The faith-based initiatives director James Towey, a Catholic, mentioned his experience with Mother Teresa, as her former legal counsel, saying that her life proves what faith-based organizations can do. He discussed his work with the poor and the mission in Calcutta with Mother Teresa, including an AIDS home she established in Washington, D.C.

“Mother Teresa’s life was a faith-based initiative,” Towey said. “Her life was evidence to the performing power of what faith-based organizations can do. In a world of so much affluence, we still see pockets of despair and hopelessness.”

During his speech, he also discussed some of the problems with state and federally run social welfare programs in providing both physical and spiritual needs of the people. He pointed out that compassion is the crucial element that is needed in state run service organizations.

“If we measure compassion based on the size of the block grant, we should be asking these questions about effectiveness,” he said. “You patronize the poor with failed solutions.”

He continued by saying that faith-based organizations can make up for the compassion that other secular organizations are lack of by effectively providing spiritual nourishment. “So many of [the poor] are hungry for something deeper than just a government handout,” Towey said.

He explained that the concept of faith-based initiatives, does not only refer to funding larger faith-based organizations, but also smaller organizations, playing major role in providing services in the community that lack funds without government support.

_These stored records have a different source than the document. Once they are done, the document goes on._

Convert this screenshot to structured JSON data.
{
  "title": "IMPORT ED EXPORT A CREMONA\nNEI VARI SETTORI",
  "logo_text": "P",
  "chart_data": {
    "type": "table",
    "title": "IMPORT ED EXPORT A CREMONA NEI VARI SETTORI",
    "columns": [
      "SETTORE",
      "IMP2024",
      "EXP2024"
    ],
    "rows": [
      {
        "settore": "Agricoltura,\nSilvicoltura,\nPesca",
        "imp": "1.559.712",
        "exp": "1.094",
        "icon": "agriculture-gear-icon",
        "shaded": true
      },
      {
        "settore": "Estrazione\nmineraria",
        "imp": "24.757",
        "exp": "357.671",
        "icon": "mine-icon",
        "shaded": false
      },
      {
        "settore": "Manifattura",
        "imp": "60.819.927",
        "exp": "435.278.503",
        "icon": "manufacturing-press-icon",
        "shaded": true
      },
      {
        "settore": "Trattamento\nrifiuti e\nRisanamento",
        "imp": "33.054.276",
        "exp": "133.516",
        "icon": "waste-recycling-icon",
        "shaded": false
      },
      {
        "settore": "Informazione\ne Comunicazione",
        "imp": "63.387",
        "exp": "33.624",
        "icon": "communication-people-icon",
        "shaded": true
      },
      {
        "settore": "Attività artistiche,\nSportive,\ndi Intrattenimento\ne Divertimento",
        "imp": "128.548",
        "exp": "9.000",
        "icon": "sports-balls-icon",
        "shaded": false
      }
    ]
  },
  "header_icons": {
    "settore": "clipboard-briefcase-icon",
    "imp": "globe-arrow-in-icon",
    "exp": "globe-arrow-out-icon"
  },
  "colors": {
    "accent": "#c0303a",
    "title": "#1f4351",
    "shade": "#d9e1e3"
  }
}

Towey also said in order to avoid the common criticism regarding violating separation of church and state by funding religiously groups, it is critical for faith groups to serve everyone regardless of his or her faith and not force anyone to participate in a religious service.

Lastly, Towey commented on today’s contemporary American society where upholding the freedom of religion has blurred the founding fathers’ intentions for the role of religion in public life and abandoned the positive effects of religious profession in favor of a forced secularism.

“There’s been a hostility towards religion, not a neutrality,” he said.